Un enfant désire une mère idéale, toujours présente auprès de lui, nourricière d’affects. La mort de sa mère, le petit enfant la ressent comme une trahison, se révolte contre l’ être aimé qui fut assez égoïste pour l’abandonner. Il se sent volé d’une chose qui lui appartient de droit. A ce moment-là, la mère est vue comme une mère mauvaise qui mérite d’être la cible de toutes les attaques agressives de l’enfant. Mais si la mère est mauvaise, l’enfant ne peut non plus croire en lui-même, en sa propre bonté puisqu’il est le produit de sa mère. Il lui faut alors sauvegarder l’image d’une mère bonne, il lui faut idéaliser cette mère pour continuer à vivre et avoir confiance en soi. Cependant, cet équilibre est précaire car son image de mère bonne est plus idéale que réelle. Dans ce cas, l’ imago de la mère mauvaise revient souvent et l’enfant doit faire beaucoup d’ efforts pour préserver un objet partiel de mère bonne. Ses possibilités de réussite dépendront dès lors d’un ego fort. C’est ainsi que la mère souhaitée, dans cette nouvelle, est la mère albanaise que même la mort n’a pu empêcher de nourrir son enfant. On peut dire que cette image de mère est celle que Marguerite Yourcenar voulait préserver dans son intimité pour résoudre les conflits psychiques que la mort réelle de sa mère avait provoqués en elle. Marguerite Yourcenar sait qu’elle a besoin d’ une mère pour bien grandir, qu’il est important pour un individu d’avoir eu une personne qui l’a élevé avec amour. Dès la naissance, quand le bébé est totalement dépendant, il faut une mère qui soutienne le développement sain de l’enfant, afin que celui-ci devienne un adulte confiant à l’égard du monde, comme le montre l’allégorie de la tour de la légende albanaise :
« Ils savent qu‘un édifice s ‘effondre si l‘on n ‘a pas pris soin d’enfermer dans son soubassement un homme ou une femme dont le squelette soutiendra jusqu ‘au jour du Jugement Dernier cette pesante chair de pierres ( 8 ). »

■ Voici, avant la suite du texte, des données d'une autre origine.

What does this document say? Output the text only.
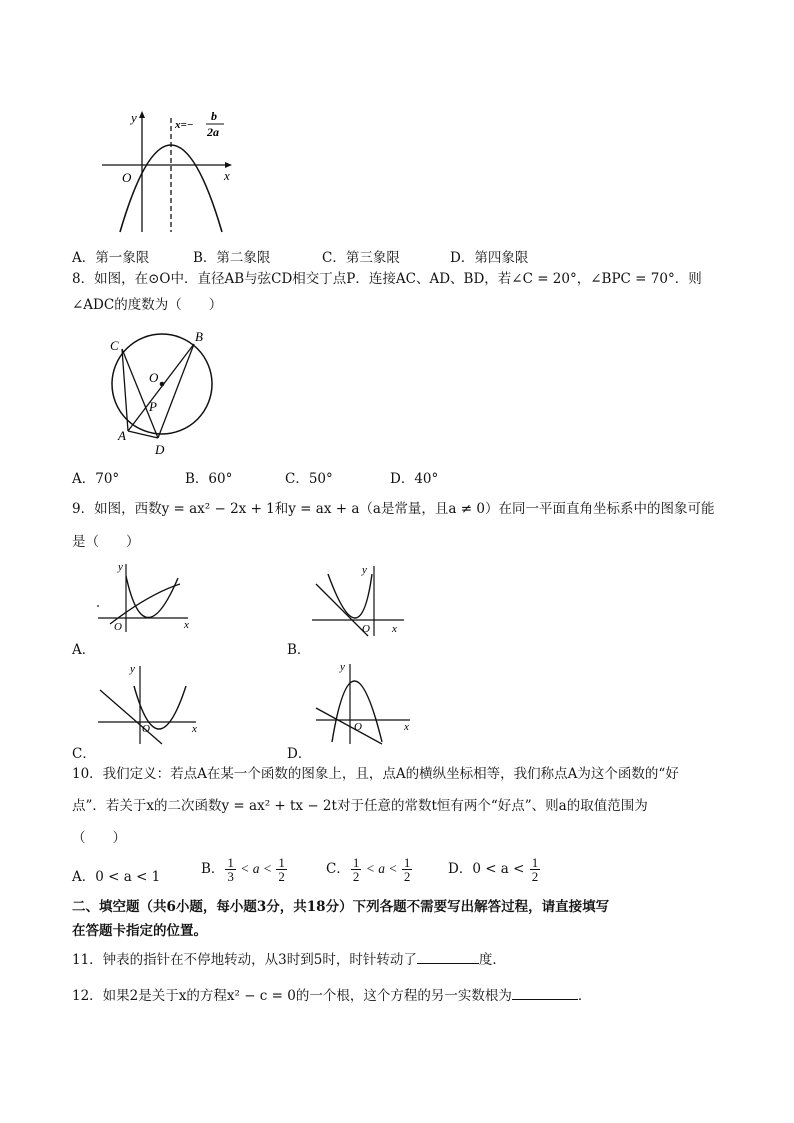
y
x
O
x=−
b
2a
A．第一象限	B．第二象限	C．第三象限	D．第四象限
8．如图，在⊙O中．直径AB与弦CD相交丁点P．连接AC、AD、BD，若∠C = 20°，∠BPC = 70°．则
∠ADC的度数为（　　）
C
B
O
P
A
D
A．70°	B．60°	C．50°	D．40°
9．如图，西数y = ax² − 2x + 1和y = ax + a（a是常量，且a ≠ 0）在同一平面直角坐标系中的图象可能
是（　　）
y
x
O
A．
y
x
O
B．
y
x
O
C．
y
x
O
D．
10．我们定义：若点A在某一个函数的图象上，且，点A的横纵坐标相等，我们称点A为这个函数的“好
点”．若关于x的二次函数y = ax² + tx − 2t对于任意的常数t恒有两个“好点”、则a的取值范围为
（　　）
A．0 < a < 1	B． $\frac{1}{3} < a < \frac{1}{2}$	C． $\frac{1}{2} < a < \frac{1}{2}$	D．$0 < a < \frac{1}{2}$
二、填空题（共6小题，每小题3分，共18分）下列各题不需要写出解答过程，请直接填写
在答题卡指定的位置。
11．钟表的指针在不停地转动，从3时到5时，时针转动了	度．
12．如果2是关于x的方程x² − c = 0的一个根，这个方程的另一实数根为	．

Chez Marguerite Yourcenar, l’idée de mère est toujours liée à l’idée de mort, de sacrifice : il faut mourir pour donner la vie. Peut-être trouvons-nous ici l’origine de l’homosexualité de Marguerite Yourcenar. Ce vide jamais rempli, c’est ce qu’ elle a connu, toujours à la recherche d’ une mère (Jeanne) qui puisse lui donner sa propre identité féminine, sa propre sexualité, de sorte à savoir ce qu’est une femme devant un homme. Mais cette recherche n’a jamais abouti parce qu’elle n’a pas pu procéder à de bonnes identifications féminines. Dans sa vie, son père a été la personne la plus importante, mais c’était un père à la fois présent et absent, qui ne lui a pas enseigné ce que c’est que d’être une femme. Et l’ obstacle principal qui lui a interdit d’atteindre son stade génital a été ce qui constituait à ses yeux le destin inexorable d’une femme : pour elle, être une femme signifiait être condamnée à mort. Or, ce qui différencie essentiellement une femme d’un homme, c’est sa capacité d’accoucher, alors que pour Marguerite Yourcenar accoucher = mourir.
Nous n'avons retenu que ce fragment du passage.